HochschuleDas Interesse der Hochschulen und Fachhochschulen sowie der Studierenden am Thema „Existenzgründung“ hat in den letzten Jahren deutlich zugenommen. Gründungsinitiativen, Gründerwettbewerbe und auch Seminare und Vorlesungen zum Thema „Existenzgründung“ sind immer häufiger in der Hochschullandschaft zu finden.

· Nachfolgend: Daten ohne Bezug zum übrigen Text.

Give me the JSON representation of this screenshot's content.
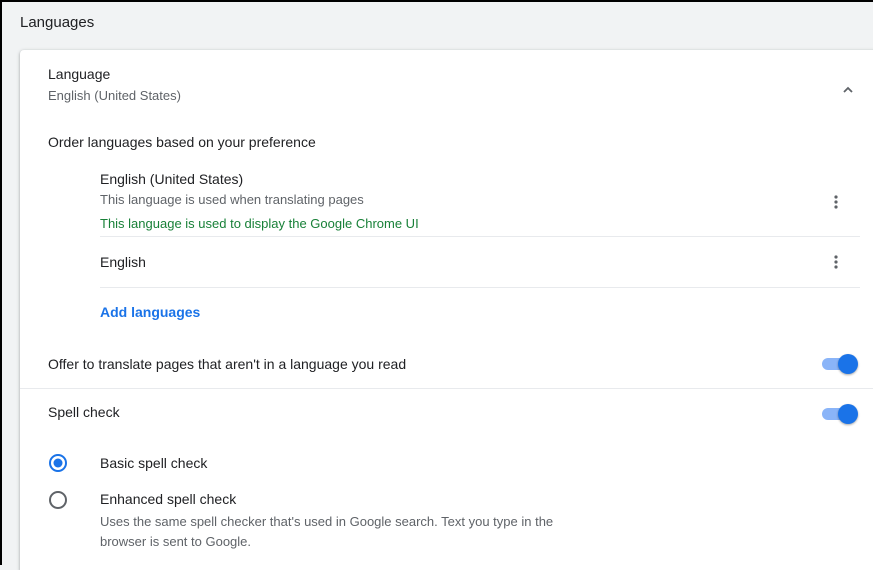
{
  "section": {
    "title": "Languages"
  },
  "language": {
    "title": "Language",
    "current": "English (United States)"
  },
  "order": {
    "label": "Order languages based on your preference",
    "items": [
      {
        "name": "English (United States)",
        "description": "This language is used when translating pages",
        "ui_note": "This language is used to display the Google Chrome UI"
      },
      {
        "name": "English"
      }
    ],
    "add_label": "Add languages"
  },
  "translate": {
    "label": "Offer to translate pages that aren't in a language you read",
    "enabled": true
  },
  "spellcheck": {
    "label": "Spell check",
    "enabled": true,
    "options": [
      {
        "label": "Basic spell check",
        "selected": true
      },
      {
        "label": "Enhanced spell check",
        "description_line1": "Uses the same spell checker that's used in Google search. Text you type in the",
        "description_line2": "browser is sent to Google.",
        "selected": false
      }
    ]
  },
  "icons": {
    "chevron": "chevron-up-icon",
    "more": "more-vert-icon"
  },
  "colors": {
    "accent": "#1a73e8",
    "toggle_track": "#8ab4f8",
    "success_text": "#188038",
    "secondary_text": "#5f6368"
  }
}
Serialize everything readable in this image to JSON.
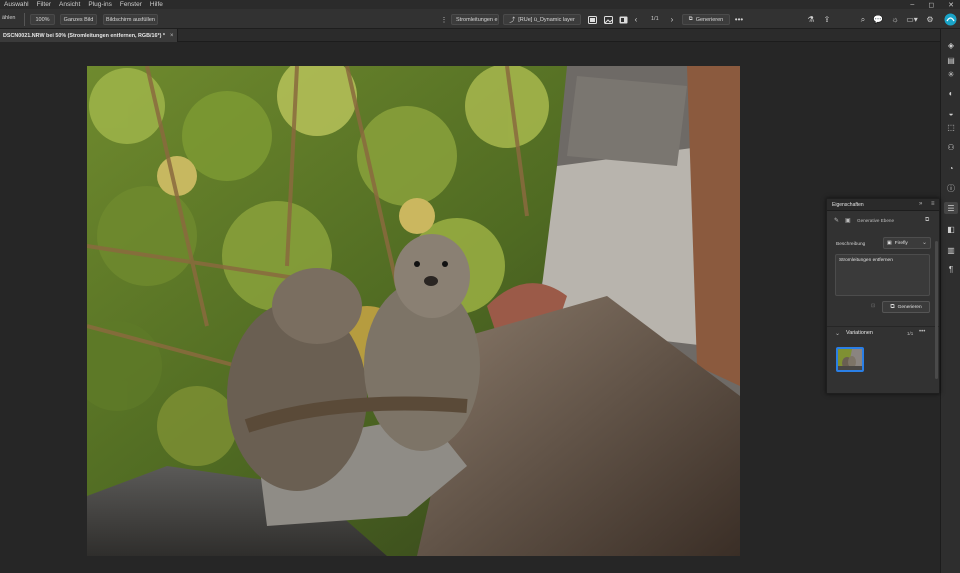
{
  "menu": {
    "items": [
      "Auswahl",
      "Filter",
      "Ansicht",
      "Plug-ins",
      "Fenster",
      "Hilfe"
    ],
    "window_controls": [
      "–",
      "◻",
      "✕"
    ]
  },
  "options_bar": {
    "left_label": "ählen",
    "zoom": "100%",
    "fit_screen": "Ganzes Bild",
    "fill_screen": "Bildschirm ausfüllen",
    "prompt_chip": "Stromleitungen e",
    "layer_chip": "[RUe] ü_Dynamic layer",
    "page_counter": "1/1",
    "generate_label": "Generieren",
    "more": "•••"
  },
  "document": {
    "tab_title": "DSCN0021.NRW bei 50% (Stromleitungen entfernen, RGB/16*) *",
    "close": "×"
  },
  "properties_panel": {
    "title": "Eigenschaften",
    "genfill_label": "Generative Ebene",
    "description_label": "Beschreibung",
    "model_select": "Firefly",
    "prompt_value": "Stromleitungen entfernen",
    "generate_label": "Generieren",
    "variations_label": "Variationen",
    "variations_count": "1/1",
    "more": "•••"
  },
  "colors": {
    "accent": "#2a7fe6",
    "panel_bg": "#323232",
    "canvas_bg": "#262626"
  }
}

Etwa 70 Existenzgründungsprofessuren existieren bereits, weitere sind im Aufbau.

Zu den akademischen Gründerinnen und Gründern gehören vor allem Freiberufler wie Architekten und Juristen, in geringerem Maße auch Psychologen und Magisterabsolventen (Quelle: Hochschul-Informations-System – HIS).

Immer häufiger schlagen Absolventen technologieorientierter Fachrichtungen wie beispielsweise der Ingenieurwissenschaften, Informatik und der Naturwissenschaften den Weg in Richtung Selbständigkeit ein. Absolventen dieser Fachrichtungen – vor allem auch Mediziner – machen sich erfahrungsgemäß aber erst zu einem späteren Zeitpunkt nach dem Examen selbständig.

Start im Nebenerwerb

Die Mehrheit der Hochschulabsolventen (53 Prozent im Jahr 2008) beginnt ihren Weg zunächst über eine Nebenerwerbsgründung, so ein Ergebnis des KfW-Gründungsmonitors 2009. Und: Bei den akademischen Unternehmensgründungen haben Frauen inzwischen stark aufgeholt: Sie sind hier mit 41 Prozent mittlerweile genauso vertreten wie bei den nichtakademischen Gründungen.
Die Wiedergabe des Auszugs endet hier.